SaraCoder: Orchestrating Semantic and Structural Cues for Resource-Optimized Repository-Level Code Completion
Xiaohan Chen, Zhongying Pan, Quan Feng, Yu Tian, Shuqun Yang, Mengru Wang, Lina Gong, Yuxia Geng, Piji Li, Xiang Chen
TL;DR
SaraCoder tackles repository-level code completion under constrained context windows by integrating semantic and structural cues through Hierarchical Feature Optimization, MD5-based deduplication, a graph-based Decaying Subgraph Edit Distance, and an External-Aware Identifier Disambiguator. The framework refines retrieval results across multiple dimensions and generates well-structured prompts that improve accuracy and efficiency, demonstrated on CrossCodeEval and RepoEval-Updated across Python and Java.
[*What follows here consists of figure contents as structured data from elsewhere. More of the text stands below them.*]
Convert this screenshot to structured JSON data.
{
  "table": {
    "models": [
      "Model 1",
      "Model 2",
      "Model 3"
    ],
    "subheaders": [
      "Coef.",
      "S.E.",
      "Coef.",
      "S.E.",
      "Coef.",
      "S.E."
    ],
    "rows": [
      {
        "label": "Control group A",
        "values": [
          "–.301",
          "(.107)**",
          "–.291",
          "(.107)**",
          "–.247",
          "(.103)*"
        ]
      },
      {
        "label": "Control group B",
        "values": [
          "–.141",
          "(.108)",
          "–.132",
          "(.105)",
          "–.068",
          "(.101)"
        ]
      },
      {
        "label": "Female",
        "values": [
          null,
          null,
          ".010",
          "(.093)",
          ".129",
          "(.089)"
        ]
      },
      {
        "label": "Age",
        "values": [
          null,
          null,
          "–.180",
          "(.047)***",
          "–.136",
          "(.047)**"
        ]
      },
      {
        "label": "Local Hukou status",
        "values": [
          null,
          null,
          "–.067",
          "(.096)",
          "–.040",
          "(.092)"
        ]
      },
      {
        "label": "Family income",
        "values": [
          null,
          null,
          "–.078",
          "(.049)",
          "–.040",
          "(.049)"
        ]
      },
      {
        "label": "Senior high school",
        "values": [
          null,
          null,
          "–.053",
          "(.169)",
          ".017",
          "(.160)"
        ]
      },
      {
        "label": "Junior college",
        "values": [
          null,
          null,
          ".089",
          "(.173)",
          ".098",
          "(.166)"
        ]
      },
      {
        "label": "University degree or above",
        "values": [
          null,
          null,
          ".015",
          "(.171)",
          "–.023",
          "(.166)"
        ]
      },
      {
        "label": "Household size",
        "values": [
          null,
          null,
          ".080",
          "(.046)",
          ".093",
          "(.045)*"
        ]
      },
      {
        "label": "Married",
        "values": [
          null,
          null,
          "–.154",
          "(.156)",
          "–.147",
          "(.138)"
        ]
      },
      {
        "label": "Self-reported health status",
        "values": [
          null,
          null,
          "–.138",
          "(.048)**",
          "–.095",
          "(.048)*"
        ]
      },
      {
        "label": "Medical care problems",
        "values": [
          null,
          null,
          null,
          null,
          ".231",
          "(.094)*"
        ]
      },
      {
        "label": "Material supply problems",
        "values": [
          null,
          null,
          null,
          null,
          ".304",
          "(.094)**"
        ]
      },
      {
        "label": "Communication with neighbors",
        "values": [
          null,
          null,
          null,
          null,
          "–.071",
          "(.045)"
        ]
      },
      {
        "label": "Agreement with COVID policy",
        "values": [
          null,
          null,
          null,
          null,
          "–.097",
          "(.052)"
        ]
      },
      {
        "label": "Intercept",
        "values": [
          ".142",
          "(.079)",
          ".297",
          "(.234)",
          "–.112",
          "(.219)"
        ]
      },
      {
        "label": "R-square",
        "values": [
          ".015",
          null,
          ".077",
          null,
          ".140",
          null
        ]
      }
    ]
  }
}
Key contributions include novel HF_OP components, topology-aware similarity, deduplication, and EAID, with empirical evidence of superior performance and resource efficiency, plus demonstrable synergy with existing cross-file methods. The work offers a practical pathway to more trustworthy, scalable repository-level code completion in real-world large-code environments.
Abstract
Despite Retrieval-Augmented Generation improving code completion, traditional retrieval methods struggle with information redundancy and a lack of diversity within limited context windows. To solve this, we propose a resource-optimized retrieval augmentation method, SaraCoder. It maximizes information diversity and representativeness in a limited context window, significantly boosting the accuracy and reliability of repository-level code completion. Its core Hierarchical Feature Optimization module systematically refines candidates by distilling deep semantic relationships, pruning exact duplicates, assessing structural similarity with a novel graph-based metric that weighs edits by their topological importance, and reranking results to maximize both relevance and diversity. Furthermore, an External-Aware Identifier Disambiguator module accurately resolves cross-file symbol ambiguity via dependency analysis. Extensive experiments on the challenging CrossCodeEval and RepoEval-Updated benchmarks demonstrate that SaraCoder outperforms existing baselines across multiple programming languages and models. Our work proves that systematically refining retrieval results across multiple dimensions provides a new paradigm for building more accurate and resource-optimized repository-level code completion systems.